The rollercoaster of Marks & Spencer’s shares yesterday was understandable.
At first the stock rose 6 per cent as M&S’s clothing arm achieved a like-for-like sales rise of 2.3 per cent in the quarter to the end of December – the first increase in nearly two years.
But after more reflection the shares closed up just 1.3 per cent after the market took on board four significant factors that chastened the initial cheer.
The retailer was up against pretty dire comparators in the same period of 2015; M&S benefited from five extra trading days this time round; it made no promises that the clothing recovery would be sustained in its fourth and final quarter as it said the costs of its turnaround plan would result in “negative periods”; and consumer spending power is expected to fall in 2017 due to a slowing economy and a freeze in real-time wages.
Even with these caveats, however, M&S did not alarm the market by the gloom associated with rival Next last week. And we have got so used to associating M&S with a feeling of indifferent performance and malaise for so long that any sense chief executive Steve Rowe has got his finger on the pulse is welcome.

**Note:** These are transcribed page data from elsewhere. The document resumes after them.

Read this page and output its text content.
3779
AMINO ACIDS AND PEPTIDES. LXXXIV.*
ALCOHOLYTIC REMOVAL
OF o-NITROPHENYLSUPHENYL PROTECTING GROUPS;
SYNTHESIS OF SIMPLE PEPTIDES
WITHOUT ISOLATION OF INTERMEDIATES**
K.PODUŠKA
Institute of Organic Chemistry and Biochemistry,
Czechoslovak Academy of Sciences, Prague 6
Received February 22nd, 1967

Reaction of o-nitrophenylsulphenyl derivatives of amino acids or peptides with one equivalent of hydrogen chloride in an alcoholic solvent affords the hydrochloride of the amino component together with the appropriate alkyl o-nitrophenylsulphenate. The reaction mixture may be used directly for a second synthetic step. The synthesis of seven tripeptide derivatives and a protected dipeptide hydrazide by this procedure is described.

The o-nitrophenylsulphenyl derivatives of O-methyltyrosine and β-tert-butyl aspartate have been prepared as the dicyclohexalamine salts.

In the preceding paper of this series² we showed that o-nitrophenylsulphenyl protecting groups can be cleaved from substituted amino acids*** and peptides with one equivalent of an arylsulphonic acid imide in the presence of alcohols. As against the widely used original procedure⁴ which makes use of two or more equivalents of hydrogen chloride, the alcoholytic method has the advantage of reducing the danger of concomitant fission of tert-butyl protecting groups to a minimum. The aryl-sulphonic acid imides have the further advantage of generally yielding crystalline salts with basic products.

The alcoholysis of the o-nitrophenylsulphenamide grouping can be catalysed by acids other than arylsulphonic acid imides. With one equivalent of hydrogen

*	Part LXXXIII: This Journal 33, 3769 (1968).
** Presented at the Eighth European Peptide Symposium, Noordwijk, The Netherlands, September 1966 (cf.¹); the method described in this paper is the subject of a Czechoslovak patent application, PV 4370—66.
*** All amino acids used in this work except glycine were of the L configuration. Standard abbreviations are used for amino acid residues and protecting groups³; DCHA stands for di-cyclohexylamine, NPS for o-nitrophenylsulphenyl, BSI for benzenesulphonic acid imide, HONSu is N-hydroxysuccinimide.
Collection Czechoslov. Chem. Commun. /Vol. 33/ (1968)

Rounding off a more positive picture, the group’s food business unveiled a 0.6 per cent rise in sales in the latest quarter including the key festive period.
Rowe said the better clothing outturn had been due to better ranges, better availability and better prices, but as his two predecessors, Marc Bolland and Lord Stuart Rose, had said for well over a decade that they were addressing these issues as well the jury will remain out for now.
It would be churlishly ignorant to dismiss the good M&S performance as a false dawn. But more positives will be needed to persuade that the group is now truly on the right track.
Recovering their mojo
After several years of deflation and price wars with discounters, three of the “big four” supermarkets are making discernible progress in recovering their mojo.
Tesco posted a 0.7 per cent rise in UK festive like-for-like sales yesterday. Morrisons delivered sales up 2.9 per cent. And even though Sainsbury’s 0.1 per cent rise was more pedestrian, that became 1 per cent after the 4 per cent sales boost from its Argos acquisition. Asda lags.